Abstract
Discriminatory health systems and inequalities in service provision inevitably create barriers for certain populations in a health emergency. Persons with disabilities have been disproportionately affected by the COVID-19 pandemic. They commonly experience three increased risks - of contracting the disease, of severe disease or death, and of new or worsening health conditions. These added risks occur due to a range of barriers in the health sector, including physical barriers that prevent access to health facilities and specific interventions; informational barriers that prevent access to health information and/or reduce health literacy; and attitudinal barriers which give rise to stigma and exclusion, all of which add to discrimination and inequality. Furthermore, national health emergency preparedness and planning may fail to consider the needs and priorities of persons with disabilities, in all their diversity, thus leaving them behind in responses. This commentary discusses the importance of inclusive health systems strengthening as a prerequisite for accessible and comprehensive health emergency preparedness and response plans that reach everyone. Lessons learned relating to disability inclusion in the COVID-19 pandemic can inform health systems strengthening in recovery efforts, addressing underlying barriers to access and inclusion, and in turn improving preparedness for future health emergencies.
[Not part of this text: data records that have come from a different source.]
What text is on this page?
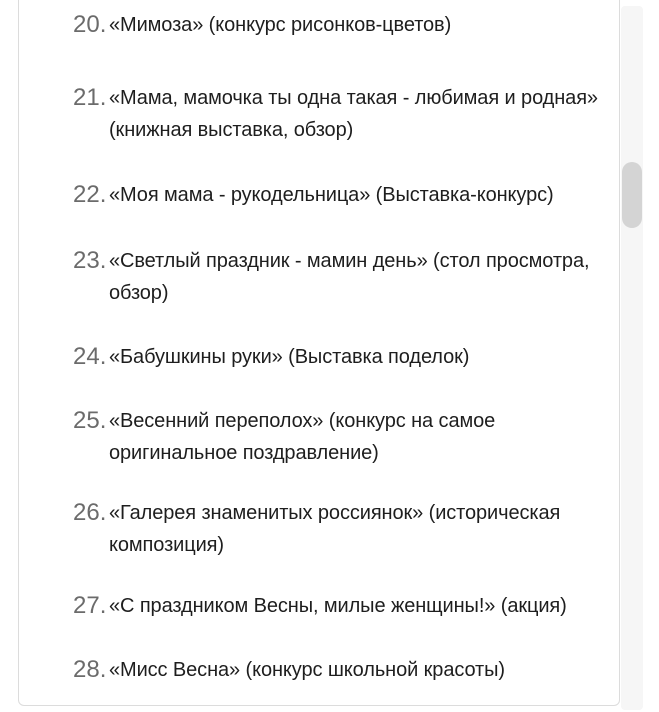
20. «Мимоза» (конкурс рисонков-цветов)
21. «Мама, мамочка ты одна такая - любимая и родная» (книжная выставка, обзор)
22. «Моя мама - рукодельница» (Выставка-конкурс)
23. «Светлый праздник - мамин день» (стол просмотра, обзор)
24. «Бабушкины руки» (Выставка поделок)
25. «Весенний переполох» (конкурс на самое оригинальное поздравление)
26. «Галерея знаменитых россиянок» (историческая композиция)
27. «С праздником Весны, милые женщины!» (акция)
28. «Мисс Весна» (конкурс школьной красоты)
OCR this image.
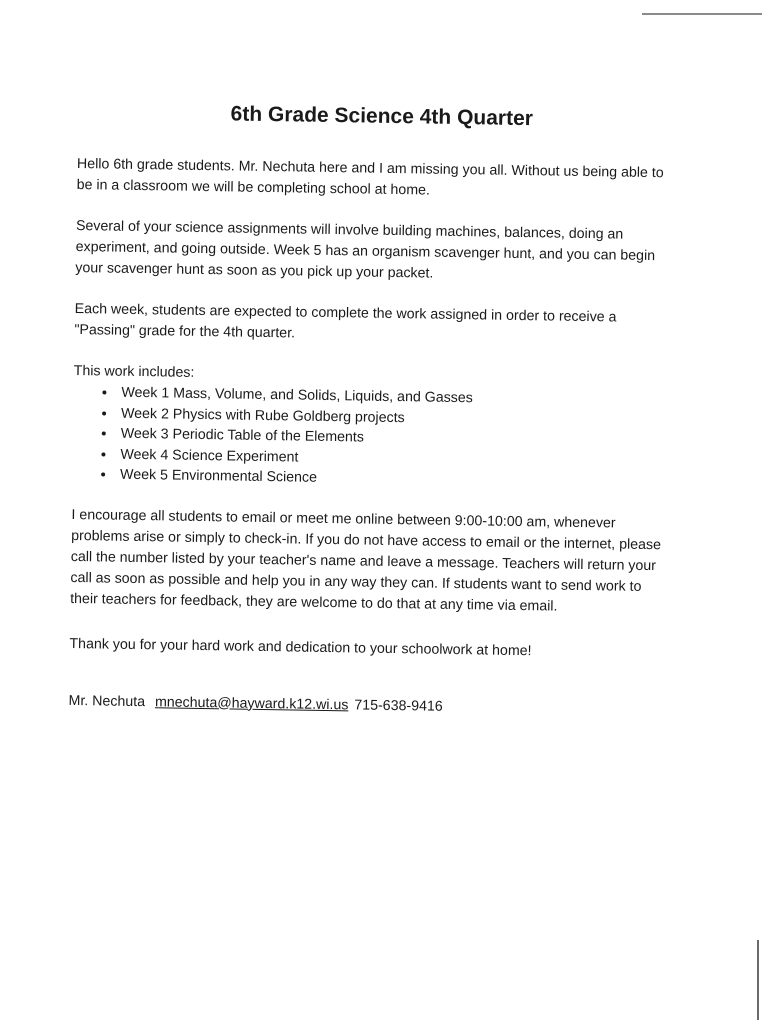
6th Grade Science 4th Quarter

Hello 6th grade students. Mr. Nechuta here and I am missing you all. Without us being able to be in a classroom we will be completing school at home.

Several of your science assignments will involve building machines, balances, doing an experiment, and going outside. Week 5 has an organism scavenger hunt, and you can begin your scavenger hunt as soon as you pick up your packet.

Each week, students are expected to complete the work assigned in order to receive a "Passing" grade for the 4th quarter.

This work includes:

• Week 1 Mass, Volume, and Solids, Liquids, and Gasses
• Week 2 Physics with Rube Goldberg projects
• Week 3 Periodic Table of the Elements
• Week 4 Science Experiment
• Week 5 Environmental Science

I encourage all students to email or meet me online between 9:00-10:00 am, whenever problems arise or simply to check-in. If you do not have access to email or the internet, please call the number listed by your teacher's name and leave a message. Teachers will return your call as soon as possible and help you in any way they can. If students want to send work to their teachers for feedback, they are welcome to do that at any time via email.

Thank you for your hard work and dedication to your schoolwork at home!

Mr. Nechuta mnechuta@hayward.k12.wi.us 715-638-9416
Keywords: Disability, Inclusion, Equity, Health emergencies, COVID-19, Preparedness, Recovery, Health systems strengthening
Background
The Sustainable Development Goals set forth global commitments to achieve universal health coverage. Health systems strengthening is seen as a central vehicle for progressing universal health coverage, with equity and inclusion recognized as “intermediary objectives” in most national health policies, plans and strategies [1]. Essential health service coverage and public health interventions improve the overall health status of affected populations, contributing to the prevention of outbreaks, mitigating risks and building community resilience to such hazards [2]. The COVID-19 pandemic, however, has laid bare the gaps in health systems strengthening efforts, and in turn preparedness for and resilience to health emergencies. The 2021 Sustainable Development Goals Report documents how progress towards health goals has been derailed, with 90% of countries reporting ongoing disruptions to essential health services and exacerbation of health inequalities [3]. There is also a growing body of evidence to demonstrate that COVID-19 disproportionately affects marginalized groups who face intersecting forms of discrimination based on age, gender, disability, ethnicity, or race, among other factors [4]. As such, inclusive health systems strengthening is a prerequisite for inclusive health emergency preparedness and response plans that reach everyone.
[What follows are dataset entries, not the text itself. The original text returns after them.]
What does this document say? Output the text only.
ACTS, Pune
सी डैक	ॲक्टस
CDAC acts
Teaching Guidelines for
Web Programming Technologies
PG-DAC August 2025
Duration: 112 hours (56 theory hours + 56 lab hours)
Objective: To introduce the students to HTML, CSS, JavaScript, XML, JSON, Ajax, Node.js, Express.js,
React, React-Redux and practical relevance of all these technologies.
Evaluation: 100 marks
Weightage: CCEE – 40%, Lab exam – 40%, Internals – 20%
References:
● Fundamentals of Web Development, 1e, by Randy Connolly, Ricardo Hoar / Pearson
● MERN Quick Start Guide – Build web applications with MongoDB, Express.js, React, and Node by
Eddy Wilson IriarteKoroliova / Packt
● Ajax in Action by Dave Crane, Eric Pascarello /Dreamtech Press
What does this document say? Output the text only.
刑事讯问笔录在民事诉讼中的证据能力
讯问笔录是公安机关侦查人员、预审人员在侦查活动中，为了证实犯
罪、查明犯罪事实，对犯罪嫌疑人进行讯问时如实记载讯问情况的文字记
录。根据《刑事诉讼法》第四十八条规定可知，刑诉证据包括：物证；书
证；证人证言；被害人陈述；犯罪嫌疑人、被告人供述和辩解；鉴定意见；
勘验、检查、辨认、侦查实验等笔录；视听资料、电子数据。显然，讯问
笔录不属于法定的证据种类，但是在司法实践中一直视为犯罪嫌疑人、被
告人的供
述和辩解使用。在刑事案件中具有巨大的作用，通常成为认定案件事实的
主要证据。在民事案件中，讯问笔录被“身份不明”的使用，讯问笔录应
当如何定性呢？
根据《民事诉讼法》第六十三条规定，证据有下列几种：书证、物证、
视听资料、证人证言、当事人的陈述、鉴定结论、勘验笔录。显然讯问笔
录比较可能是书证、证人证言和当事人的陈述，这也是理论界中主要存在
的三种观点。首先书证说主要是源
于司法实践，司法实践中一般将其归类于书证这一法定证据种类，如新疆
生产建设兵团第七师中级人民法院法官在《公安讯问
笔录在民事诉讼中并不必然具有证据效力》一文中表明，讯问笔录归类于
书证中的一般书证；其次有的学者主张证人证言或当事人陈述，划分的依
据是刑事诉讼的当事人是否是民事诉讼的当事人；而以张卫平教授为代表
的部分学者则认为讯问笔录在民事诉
Disability is part of being human. Everybody is likely to experience difficulties in functioning at some point in their lives, particularly when growing older. According to the International Classification of Functioning, Disability and Health (ICF), disability is an umbrella term which describes how health conditions and impairments, in combination with a range of environmental and personal factors, can restrict the participation and activities of an individual in their community [5]. The Convention on the Rights of Persons with Disabilities (CRPD) further describes persons with disabilities as “those who have long-term physical, mental, intellectual or sensory impairments which in interaction with various barriers may hinder their full and effective participation in society on an equal basis with others” [6].
Even outside of times of crisis, persons with disabilities experience health inequities driven by unjust or unfair conditions, such as stigma and discrimination, poverty and poor living conditions, exclusion from education and employment, and barriers in accessing quality healthcare. For example, 37% of premature deaths among persons with intellectual disabilities have been linked to poor quality care compared to only 13% in the general population [7]. With an estimated 15% of the world’s population experiencing disability [8], efforts toward universal health coverage, promoting healthier populations, and ensuring protection in health emergencies will only be effective if the needs, priorities and contributions of persons with disabilities are considered.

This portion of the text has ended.